SB1587 prohibits law enforcement agencies from using unmanned drones to gather evidence or other information without a warrant in most cases.
The House overwhelmingly passed the Freedom from Drone Surveillance Act 105-12 on May 30. The Senate gave its approval 52-1 in April and quickly concurred with two House Amendments the day after House passage. Gov. Quinn inked his name on the legislation on Aug. 27.
The act does leave the door open for some drone use. The prime exception allows for the use of drones “to counter a high risk of a terrorist attack by a specific individual or organization if the United States Secretary of Homeland Security determines that credible intelligence indicates that there is such a risk.” In addition, the bill would permit law enforcement agencies to use drones when attempting to locate a missing person, as long as that flight was “not also undertaking a criminal investigation.” It would also allow for review of a crime scene and traffic crash scene photography. Any information gathered by a drone would have to be destroyed within 30 days, unless the information proved to contain evidence of criminal activity, or was relevant to a trial or investigation.

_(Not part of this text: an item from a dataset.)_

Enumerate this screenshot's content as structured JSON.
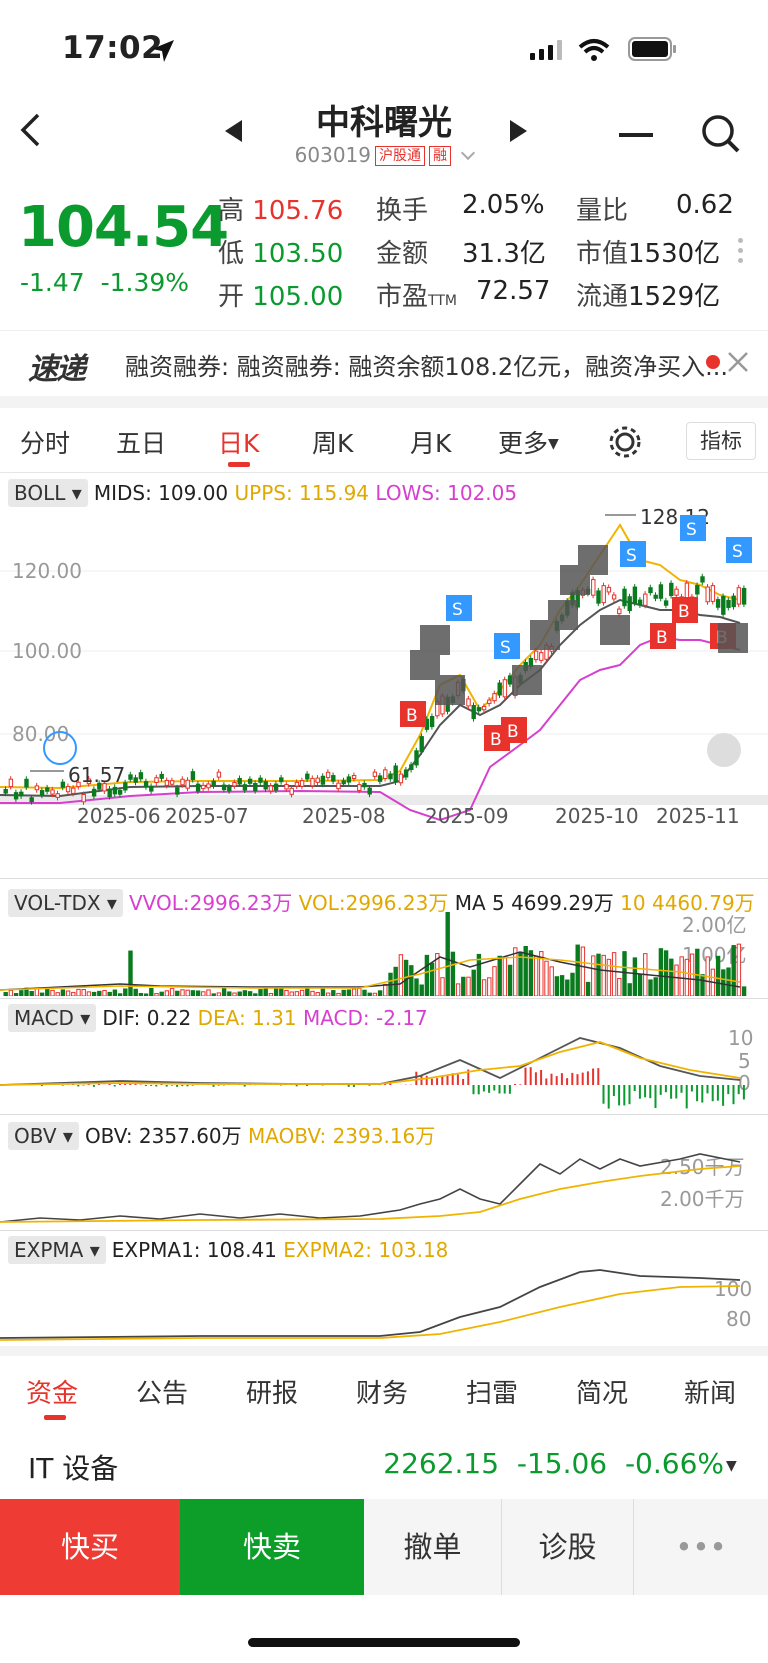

While the exceptions raise legitimate concerns, as things existed prior to the law, Illinois had no protections against drones.
1. The DHS could call on Illinois to use drones for any “non-emergency” situation it wanted.
2. The DHS could call on Illinois to use drones for any emergency situation it wanted
3. Law enforcement in Illinois could use drones in any situation they wanted.
The new law eliminates number one and most of number three, so this bill ushers in a MASSIVE improvement over the status quo.
While the legislation only limits drone use by state and local government, it will seriously impact federal plans. At this stage in the ‘drone game,’ the feds are working hard behind the scenes to get states to operate the drones for them.
In fact, the federal government serves as the primary engine behind the expansion of drone surveillance carried out by states and local communities. The Department of Homeland Security issues large grants to local governments so they can purchase drones. Those grants, in and of themselves, represent an unconstitutional expansion of power.
The goal? Fund a network of drones around the country and put the operational burden on the states. Once they create a web over the whole country, DHS steps in with requests for ‘information sharing.’ Bills like these put a dent in this kind of long-term strategy. Without the states and local communities operating the drones today, it’s going to be nearly impossible for DHS plans to – take off.
With governors in Illinois and Oregon signing bills into law, eight states now have limits on drone use in their airspace.”